The passenger side of the terminal has been neglected. Some might say: "Who cares? It's not like we park aircraft there or even taxi there. It’s not Microsoft Passenger Simulator, after all?"

But for a sense of immersion when you are low and slow in a C172, that detail becomes critical. Or if you happen to be in drone view taking screenshots, you want to see a realistic and familiar view. What if the control tower views we are seeing appear now become a standard feature? With that elevated 360 perspective, you will need those areas added to see the kind of design detail that is now appearing at CYYZ (Toronto Pearson International), NZAA (Auckland International Airport), EBBR (Brussels Airport) and others. At KSEA, however, the passenger side has received virtually no attention, depending mostly on default satellite mapping.

A night image of KSEA.
A night image of KSEA. Key Publishing

Night lighting, on the other hand, is okay. It’s just warm enough, not the glaring white that appears at some airports. But it only looks decent until you get near to the terminal buildings, then the lack of transparency is noticeable and detracts from that sense of ‘being there.’ And it’s even worse if you have newer airport expansions where the lighting is realistic. When you return to these Asobo defaults you feel like you are in a cartoon. In daylight, KSEA is bearable, at least if you are not frequenting the real-world airport.

Other problems soon show up. Aircraft are taxiing at odd places and don’t follow the lines. The tower is not going to like this and neither are you if you attempt to follow the rules when the AI does not. And it’s really annoying when you pull up to your gate only to find a transit bus pulling up beside you at the next gate.

Hardware test

Finally, I did some hardware testing to see how framerates compare at these default MSFS airports versus the beautiful third-party airports currently arriving on the scene; the results surprised me. In order to make a reasonable comparison, here are my settings. I am running on full ULTRA graphics settings at 2560x1440.  My system is an AMD Ryzen 5900 with 16MB DDR4 at 3600MHz. The GPU is an EVGA RTX 3060 with 12GB of RAM.

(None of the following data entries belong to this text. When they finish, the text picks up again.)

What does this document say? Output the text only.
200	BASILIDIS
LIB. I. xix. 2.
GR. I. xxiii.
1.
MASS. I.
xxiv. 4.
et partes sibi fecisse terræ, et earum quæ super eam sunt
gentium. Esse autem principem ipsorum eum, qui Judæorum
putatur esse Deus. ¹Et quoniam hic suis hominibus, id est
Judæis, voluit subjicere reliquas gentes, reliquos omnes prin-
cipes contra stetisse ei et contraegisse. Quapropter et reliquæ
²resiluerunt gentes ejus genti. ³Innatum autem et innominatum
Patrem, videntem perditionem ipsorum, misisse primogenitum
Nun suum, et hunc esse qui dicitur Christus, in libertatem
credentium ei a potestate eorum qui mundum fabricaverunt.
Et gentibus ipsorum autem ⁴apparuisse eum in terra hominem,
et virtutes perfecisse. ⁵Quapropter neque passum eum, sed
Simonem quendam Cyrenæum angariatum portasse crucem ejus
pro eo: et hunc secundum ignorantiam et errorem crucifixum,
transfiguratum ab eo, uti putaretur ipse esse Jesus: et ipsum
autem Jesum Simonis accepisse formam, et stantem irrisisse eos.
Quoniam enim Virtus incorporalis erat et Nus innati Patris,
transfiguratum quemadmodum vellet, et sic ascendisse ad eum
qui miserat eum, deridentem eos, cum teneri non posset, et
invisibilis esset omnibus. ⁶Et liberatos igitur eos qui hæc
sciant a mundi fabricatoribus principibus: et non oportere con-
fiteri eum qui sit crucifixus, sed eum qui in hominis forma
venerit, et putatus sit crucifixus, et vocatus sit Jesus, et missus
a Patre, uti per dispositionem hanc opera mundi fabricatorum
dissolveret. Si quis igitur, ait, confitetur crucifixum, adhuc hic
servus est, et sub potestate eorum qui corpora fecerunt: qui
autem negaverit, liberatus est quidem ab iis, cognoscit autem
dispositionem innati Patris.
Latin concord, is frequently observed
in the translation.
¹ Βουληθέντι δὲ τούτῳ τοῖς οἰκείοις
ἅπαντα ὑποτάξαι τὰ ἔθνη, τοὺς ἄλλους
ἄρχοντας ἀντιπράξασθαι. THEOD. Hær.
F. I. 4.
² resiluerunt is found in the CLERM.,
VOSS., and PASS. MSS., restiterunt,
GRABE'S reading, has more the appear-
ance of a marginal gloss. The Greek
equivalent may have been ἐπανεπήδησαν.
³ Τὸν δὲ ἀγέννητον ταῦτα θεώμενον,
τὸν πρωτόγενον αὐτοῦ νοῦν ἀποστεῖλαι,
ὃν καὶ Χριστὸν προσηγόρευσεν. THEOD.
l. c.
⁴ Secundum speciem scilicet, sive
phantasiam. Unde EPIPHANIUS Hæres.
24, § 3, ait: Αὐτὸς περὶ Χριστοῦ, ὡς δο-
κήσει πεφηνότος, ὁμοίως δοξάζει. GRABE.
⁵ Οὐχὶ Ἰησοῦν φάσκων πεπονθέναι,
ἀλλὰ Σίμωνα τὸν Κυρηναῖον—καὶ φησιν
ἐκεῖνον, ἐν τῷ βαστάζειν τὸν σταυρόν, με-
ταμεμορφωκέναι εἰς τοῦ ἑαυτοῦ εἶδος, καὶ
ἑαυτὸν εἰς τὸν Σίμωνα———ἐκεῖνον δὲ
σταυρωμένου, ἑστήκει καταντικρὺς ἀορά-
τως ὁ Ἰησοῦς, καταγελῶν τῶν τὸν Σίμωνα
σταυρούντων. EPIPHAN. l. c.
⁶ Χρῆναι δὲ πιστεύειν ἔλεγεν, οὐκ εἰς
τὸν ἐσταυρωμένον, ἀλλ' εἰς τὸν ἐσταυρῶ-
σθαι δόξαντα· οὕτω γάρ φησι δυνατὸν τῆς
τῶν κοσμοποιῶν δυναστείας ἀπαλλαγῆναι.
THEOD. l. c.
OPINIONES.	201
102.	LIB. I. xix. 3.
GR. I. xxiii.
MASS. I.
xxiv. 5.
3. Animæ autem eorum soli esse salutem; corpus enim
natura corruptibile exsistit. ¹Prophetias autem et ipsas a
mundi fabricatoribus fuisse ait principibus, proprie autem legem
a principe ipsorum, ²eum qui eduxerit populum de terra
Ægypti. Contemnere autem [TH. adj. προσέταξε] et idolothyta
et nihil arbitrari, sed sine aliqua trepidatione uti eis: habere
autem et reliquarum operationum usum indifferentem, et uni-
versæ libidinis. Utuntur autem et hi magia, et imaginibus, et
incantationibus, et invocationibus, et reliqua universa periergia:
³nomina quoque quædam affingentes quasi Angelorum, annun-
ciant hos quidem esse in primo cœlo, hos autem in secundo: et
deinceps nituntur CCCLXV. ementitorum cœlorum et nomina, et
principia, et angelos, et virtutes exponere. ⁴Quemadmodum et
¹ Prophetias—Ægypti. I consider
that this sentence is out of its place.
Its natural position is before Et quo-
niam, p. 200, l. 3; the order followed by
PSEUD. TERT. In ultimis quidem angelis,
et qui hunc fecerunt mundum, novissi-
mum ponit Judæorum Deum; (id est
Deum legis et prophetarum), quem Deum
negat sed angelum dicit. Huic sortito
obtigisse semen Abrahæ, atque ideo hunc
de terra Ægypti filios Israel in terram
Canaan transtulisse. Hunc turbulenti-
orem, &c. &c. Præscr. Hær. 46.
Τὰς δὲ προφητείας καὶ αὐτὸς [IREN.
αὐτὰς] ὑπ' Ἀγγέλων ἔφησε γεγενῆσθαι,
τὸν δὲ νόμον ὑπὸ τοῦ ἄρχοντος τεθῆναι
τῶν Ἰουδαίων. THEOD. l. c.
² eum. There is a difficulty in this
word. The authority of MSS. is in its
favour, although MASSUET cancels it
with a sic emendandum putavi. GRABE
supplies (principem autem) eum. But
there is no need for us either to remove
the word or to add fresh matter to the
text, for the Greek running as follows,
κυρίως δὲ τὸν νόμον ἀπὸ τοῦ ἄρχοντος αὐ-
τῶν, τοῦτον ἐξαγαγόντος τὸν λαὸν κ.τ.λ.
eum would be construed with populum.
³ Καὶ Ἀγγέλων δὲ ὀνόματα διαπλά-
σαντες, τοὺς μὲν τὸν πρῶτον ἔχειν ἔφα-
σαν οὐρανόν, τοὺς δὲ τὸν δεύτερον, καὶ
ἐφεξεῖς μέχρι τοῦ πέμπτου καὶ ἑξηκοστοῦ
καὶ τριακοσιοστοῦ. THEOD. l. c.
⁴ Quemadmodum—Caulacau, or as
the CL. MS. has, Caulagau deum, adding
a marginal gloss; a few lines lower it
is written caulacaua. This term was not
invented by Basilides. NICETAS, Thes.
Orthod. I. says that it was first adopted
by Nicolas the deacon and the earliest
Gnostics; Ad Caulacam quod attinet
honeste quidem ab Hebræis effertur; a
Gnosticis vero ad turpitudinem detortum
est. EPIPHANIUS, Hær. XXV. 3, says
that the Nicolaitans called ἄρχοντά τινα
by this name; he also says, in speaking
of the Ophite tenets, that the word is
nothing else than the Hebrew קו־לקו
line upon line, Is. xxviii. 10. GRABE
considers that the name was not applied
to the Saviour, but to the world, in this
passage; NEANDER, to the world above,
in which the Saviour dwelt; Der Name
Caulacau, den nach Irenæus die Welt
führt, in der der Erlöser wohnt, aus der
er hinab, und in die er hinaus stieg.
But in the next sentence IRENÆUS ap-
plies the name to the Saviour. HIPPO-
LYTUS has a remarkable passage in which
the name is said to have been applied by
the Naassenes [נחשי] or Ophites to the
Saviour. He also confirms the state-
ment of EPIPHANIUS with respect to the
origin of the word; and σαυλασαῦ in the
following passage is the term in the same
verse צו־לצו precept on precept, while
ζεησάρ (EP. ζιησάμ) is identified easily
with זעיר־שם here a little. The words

NZAA (Auckland International Airport), at the gate.
NZAA (Auckland International Airport), at the gate. Key Publishing

The framerate at KSEA at the gate in the FlyByWire A320 is 25FPS, at CYVR (Vancouver International Airport) from FSim Studios, it’s 36FPS. At CYYZ (Toronto Pearson International) from FlyTampa, it’s 30FPS while at NZAA (Auckland International Airport) from Flightbeam, it’s 38FPS. That’s surprising, right?

The default and very basic Asobo KSEA offers the worst framerate of any of the airports I am testing. The most likely reason is lack of optimisation and failure to take advantage of the newer capabilities of graphic design and graphics hardware.

So, when you find that airport that you really want to add to MSFS, chances are it will ease your hardware burden and not increase it.

For comparison, here are three third-party airports and their relative frame rates, compared with Asobo’s KSEA.
For comparison, here are three third-party airports and their relative frame rates, compared with Asobo’s KSEA. Key Publishing
And here are CYYZ and NZAA
And here are CYYZ and NZAA Key Publishing

Conclusion

Let me summarise what we have seen at KSEA and offer a rating. Let’s break it down like this:

Imaging – texture quality, look and feel, tarmac and gate details including lines and tyre marks, lighting and glass (animations we will rate under Realism).

Score: 6/10

Enhancements – Additional Points of Interest (POIs) or area enhancement, unique features, such as working trams and trains, new views like the control tower, improved jetways, opening hangars and VDGS system.

Score: N/A

Realism – Terminal interiors, animations (usually people), signage in detail, static aircraft and objects, gates and buildings where they should be. Runways are accurate. The vehicle and passenger side of the terminal properly modelled.

Score: 4/10

Overall KSEA score: 4/10

That’s all for Round 1. In part 2 of this series, starting on page 54, we will look at Pearson (CYYZ), FlyTampa’s offering for international fliers.

It’s evident from this beginning that PC pilots of all stripes have a lot to look forward to as our list of expansion airports grows.